Evidence is scarce regarding the comparison of efficacy of NBUVB phototherapy with other forms of light therapy [9]. Heng and coworkers showed that PUVA is now used much less often than NBUVB phototherapy, since it is considered to be safer [13]. Similarly, a retrospective study from Koh and Chong concluded that NBUVB phototherapy is an effective and safe treatment for early stage MF in children, yet recurrence is frequent. Therefore, long-term follow-up is essential for all patients with MF [9].

The use of topical tacrolimus, a calcineurin inhibitor, is controversial. It has been associated with a theoretical but still unclear risk for secondary malignancies including CTCL [14, 15]. Rallis and coworkers described a case of a 29-year-old man with patch type MF that was successfully treated with tacrolimus ointment [15]. Our patient was treated with topical tacrolimus 2 times weekly for a period of 2 months, as indicated and prescribed in the dermatology appointments.

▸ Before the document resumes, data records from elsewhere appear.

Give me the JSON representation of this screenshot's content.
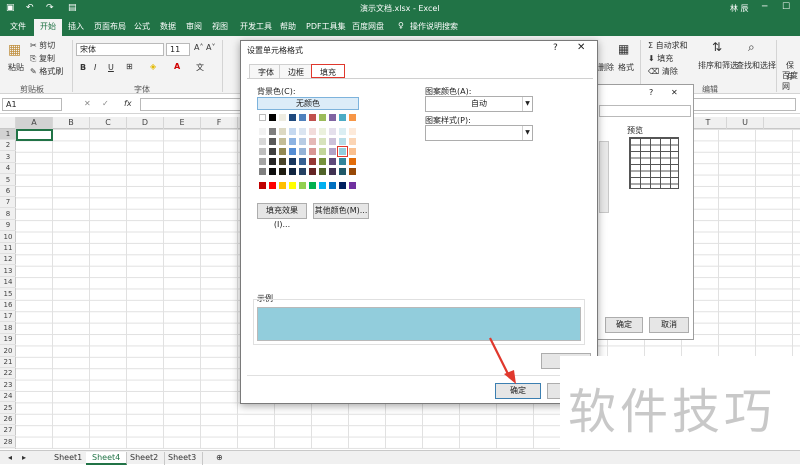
{
  "titlebar": {
    "title": "演示文档.xlsx  -  Excel",
    "user": "林 辰",
    "minimize": "─",
    "restore": "☐"
  },
  "tabs": [
    "文件",
    "开始",
    "插入",
    "页面布局",
    "公式",
    "数据",
    "审阅",
    "视图",
    "开发工具",
    "帮助",
    "PDF工具集",
    "百度网盘"
  ],
  "tell_me": "操作说明搜索",
  "ribbon": {
    "paste": "粘贴",
    "cut": "剪切",
    "copy": "复制",
    "format_painter": "格式刷",
    "clipboard_group": "剪贴板",
    "font_name": "宋体",
    "font_size": "11",
    "bold": "B",
    "italic": "I",
    "underline": "U",
    "font_group": "字体",
    "delete": "删除",
    "format": "格式",
    "autosum": "自动求和",
    "fill": "填充",
    "clear": "清除",
    "sort_filter": "排序和筛选",
    "find_select": "查找和选择",
    "edit_group": "编辑",
    "save": "保存",
    "baidu": "百度网"
  },
  "formula_bar": {
    "name_box": "A1",
    "fx": "fx"
  },
  "columns": [
    "A",
    "B",
    "C",
    "D",
    "E",
    "F",
    "T",
    "U"
  ],
  "rows": [
    "1",
    "2",
    "3",
    "4",
    "5",
    "6",
    "7",
    "8",
    "9",
    "10",
    "11",
    "12",
    "13",
    "14",
    "15",
    "16",
    "17",
    "18",
    "19",
    "20",
    "21",
    "22",
    "23",
    "24",
    "25",
    "26",
    "27",
    "28"
  ],
  "sheets": [
    "Sheet1",
    "Sheet4",
    "Sheet2",
    "Sheet3"
  ],
  "active_sheet": "Sheet4",
  "bg_dialog": {
    "question": "?",
    "preview": "预览",
    "ok": "确定",
    "cancel": "取消"
  },
  "dialog": {
    "title": "设置单元格格式",
    "question": "?",
    "close": "✕",
    "tabs": [
      "字体",
      "边框",
      "填充"
    ],
    "active_tab": "填充",
    "bg_color_label": "背景色(C):",
    "no_color": "无颜色",
    "pattern_color_label": "图案颜色(A):",
    "pattern_color_value": "自动",
    "pattern_style_label": "图案样式(P):",
    "fill_effects": "填充效果(I)...",
    "more_colors": "其他颜色(M)...",
    "sample_label": "示例",
    "clear": "清",
    "ok": "确定",
    "sample_color": "#92cddc",
    "selected_swatch_color": "#92cddc"
  },
  "watermark": "软件技巧",
  "colors": {
    "excel_green": "#217346",
    "annotation_red": "#e0382d"
  }
}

In conclusion, HMF is an uncommon and challenging disease which resembles frequent skin disorders; therefore suspicious skin lesions should be biopsied to avoid diagnostic delays, especially in children. Finally, topical corticosteroids and NBUVB phototherapy are safe and effective despite relapses being common.

Abbreviations

CTCL:Cutaneous T-cell lymphoma
HMF:Hypopigmented mycosis fungoides
MF:Mycosis fungoides
NBUVB:Narrow-band ultraviolet B
PCL:Primary cutaneous lymphomas
PET:Positron emission tomography
PUVA:Psoralen and ultraviolet A.

Consent

Informed consent has been properly documented.

Competing Interests

The authors declare that there is no conflict of interests regarding the publication of this paper.

Authors’ Contributions

All authors collected and analyzed the patient’s clinical data and wrote the paper. All authors revised the final version of the manuscript.

Acknowledgments

The authors would like to thank Dr. Ângelo Rodrigues for providing the microscopic image.